The prospects for DFS regulation in PA
The final form of how Pennsylvania will handle DFS is far from a settled matter. So far, however, the state’s lawmakers do not seem content to simply regulate the industry without licensing fees and taxes being applied — an idea that is being floated in both Massachusetts and Illinois.
However, despite the initial traction gained for certain approaches in different states, what states will do generally — and Pennsylvania specifically — is entirely up in the air. The PA House gaming committee held a hearing in November, but it was informational only in nature, and a formal regulatory bill has not yet been introduced. The legislators in that hearing gave few indications of what they were thinking.
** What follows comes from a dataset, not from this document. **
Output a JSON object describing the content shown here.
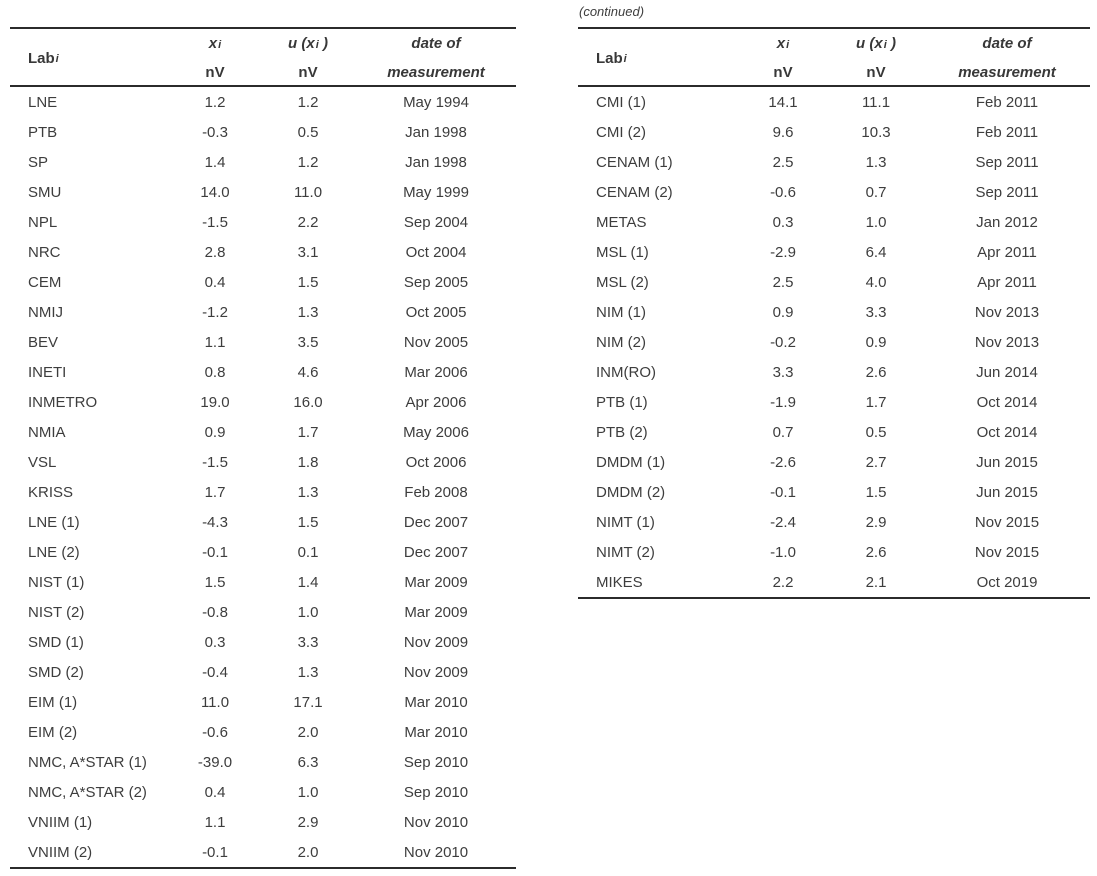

How might PA approach DFS?
There are several different possible outcomes for DFS as it pertains to legislation:
- It’s at least feasible that DFS is simply thrown into the online gambling language of HB 649, and treated exactly like online poker. That would be akin to a ban on DFS in the state however. The current licensing fee for a “significant vendor” — i.e. DraftKings or FanDuel — for online gaming is $2 million. It seems unlikely that either site, and certainly not a smaller operator, would cough up that kind of money to stay in PA.
- It’s also possible that DFS is given the same treatment as online gaming, generally, but licensing fees and taxes are lowered for DFS operators. If licensing fees and taxes for DFS come in lower than they would be for online gambling, that would make it far more palatable for operators to serve PA residents.
- DFS could get its own section in the legislation, with entirely different regulations, licensing fees and tax rates.
Would Pennsylvania be ring-fenced?
This is the biggest question that generally faces the DFS industry as states consider regulation. Will PA license DFS sites, but let them continue to operate on an interstate basis — rather than intrastate only?
The online gambling and poker approach for legislation is, by necessity, intrastate in nature. Pennsylvania could, in the future, join an interstate compact to offer online poker across state lines (currently Nevada and Delaware belong to such a compact).
The DFS industry, much like online poker, requires liquidity for generating meaningful revenue. The sites will not be very happy if PA tries to force them to operate on an island, keeping PA users cut off from the rest of the world. The state may not given them a choice, however.